Andres Freund <andres@anarazel.de>

From: Andres Freund <andres@anarazel.de>
To: David Geier <geidav.pg@gmail.com>
Cc: Lukas Fittl <lukas@fittl.com>, Pavel Stehule <pavel.stehule@gmail.com>, Tomas Vondra <tomas.vondra@enterprisedb.com>, vignesh C <vignesh21@gmail.com>, Michael Paquier <michael@paquier.xyz>, Ibrar Ahmed <ibrar.ahmad@gmail.com>, Maciek Sakrejda <m.sakrejda@gmail.com>, pgsql-hackers <pgsql-hackers@postgresql.org>
Date: 2025-10-22T13:32:03Z
Lists: pgsql-hackers

Commits

Same data as JSON: GET /api/v1/messages/:b64id/commits the thread's linked commits as JSON, with link sources. API reference →
  1. pg_test_timing: Also test RDTSC[P] timing, report time source, TSC frequency

  2. Allow retrieving x86 TSC frequency/flags from CPUID

  3. instrumentation: Standardize ticks to nanosecond conversion method

  4. instrumentation: Use Time-Stamp Counter on x86-64 to lower overhead

  5. Zero initialize uses of instr_time about to trigger compiler warnings

  6. instr_time: Represent time as an int64 on all platforms

  7. Add 250c8ee07ed to git-blame-ignore-revs

Hi,

On 2025-09-01 12:36:24 +0200, David Geier wrote:
> > Open questions I have:
> > - Could we rely on checking whether the TSC timesource is invariant (via
> > CPUID), instead of relying on Linux choosing it as a clocksource?
> 
> Why do you want to do that? Are you concerned that Linux might pick a
> different clock source even though invariant TSC is available?

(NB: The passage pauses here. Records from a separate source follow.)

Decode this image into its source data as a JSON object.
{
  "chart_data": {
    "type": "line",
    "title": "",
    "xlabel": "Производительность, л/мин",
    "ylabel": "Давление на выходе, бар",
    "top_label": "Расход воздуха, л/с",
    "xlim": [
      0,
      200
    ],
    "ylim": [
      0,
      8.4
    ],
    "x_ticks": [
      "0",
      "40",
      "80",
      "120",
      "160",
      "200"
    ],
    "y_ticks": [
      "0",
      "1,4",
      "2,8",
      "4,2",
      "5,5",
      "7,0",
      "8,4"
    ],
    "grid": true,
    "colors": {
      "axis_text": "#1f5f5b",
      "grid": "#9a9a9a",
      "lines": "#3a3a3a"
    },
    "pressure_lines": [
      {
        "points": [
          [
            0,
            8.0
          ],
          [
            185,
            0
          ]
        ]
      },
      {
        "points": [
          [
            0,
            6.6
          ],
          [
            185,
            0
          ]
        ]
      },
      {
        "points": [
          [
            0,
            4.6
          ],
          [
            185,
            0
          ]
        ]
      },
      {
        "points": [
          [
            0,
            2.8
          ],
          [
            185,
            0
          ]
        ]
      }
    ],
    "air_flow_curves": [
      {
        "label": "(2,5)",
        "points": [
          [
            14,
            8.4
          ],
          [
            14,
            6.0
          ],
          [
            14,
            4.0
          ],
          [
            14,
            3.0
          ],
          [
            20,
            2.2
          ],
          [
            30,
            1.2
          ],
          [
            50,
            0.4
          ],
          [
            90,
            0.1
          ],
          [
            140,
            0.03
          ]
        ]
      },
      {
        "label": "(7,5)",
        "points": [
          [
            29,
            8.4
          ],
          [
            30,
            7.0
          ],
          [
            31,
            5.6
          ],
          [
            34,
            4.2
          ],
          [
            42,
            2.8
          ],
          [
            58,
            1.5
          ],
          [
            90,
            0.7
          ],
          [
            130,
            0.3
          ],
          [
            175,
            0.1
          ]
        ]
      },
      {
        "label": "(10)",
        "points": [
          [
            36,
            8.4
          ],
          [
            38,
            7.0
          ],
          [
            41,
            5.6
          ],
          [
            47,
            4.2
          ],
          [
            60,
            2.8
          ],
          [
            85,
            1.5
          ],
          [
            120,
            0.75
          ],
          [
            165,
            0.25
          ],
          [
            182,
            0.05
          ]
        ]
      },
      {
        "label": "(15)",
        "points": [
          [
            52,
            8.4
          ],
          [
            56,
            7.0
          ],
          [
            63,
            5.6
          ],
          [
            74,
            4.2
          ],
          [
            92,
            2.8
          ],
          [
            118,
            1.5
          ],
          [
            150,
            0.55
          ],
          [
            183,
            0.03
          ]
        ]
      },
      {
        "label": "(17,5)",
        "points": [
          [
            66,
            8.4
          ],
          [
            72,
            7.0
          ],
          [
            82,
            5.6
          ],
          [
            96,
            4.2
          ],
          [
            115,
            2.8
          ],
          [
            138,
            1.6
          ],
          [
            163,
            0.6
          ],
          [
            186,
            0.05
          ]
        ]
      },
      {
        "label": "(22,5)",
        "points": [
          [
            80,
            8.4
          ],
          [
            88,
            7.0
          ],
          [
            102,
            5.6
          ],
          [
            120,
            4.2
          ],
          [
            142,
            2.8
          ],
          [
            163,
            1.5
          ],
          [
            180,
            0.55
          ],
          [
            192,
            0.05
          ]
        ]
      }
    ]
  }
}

Not sure about Lukas, but I'm slightly concerned about making this a linux
specific mechanism unnecessarily.


> We could code our own check but looking at the Linux kernel code, this
> is a bit more involved if we want to do it completely right. They check
> e.g. if the TSC is also synchronized across different CPUs, which is not
> the case if they're on different chassis (see unsynchronized_tsc() ->
> apic_is_clustered_box()).

I think Linux has higher fidelity requirements than our instrumentation usage
- with linux an inaccurate clock would lead to broken timers, wrong wall clock
etc, whereas for us it's just a skewed instrumentation result.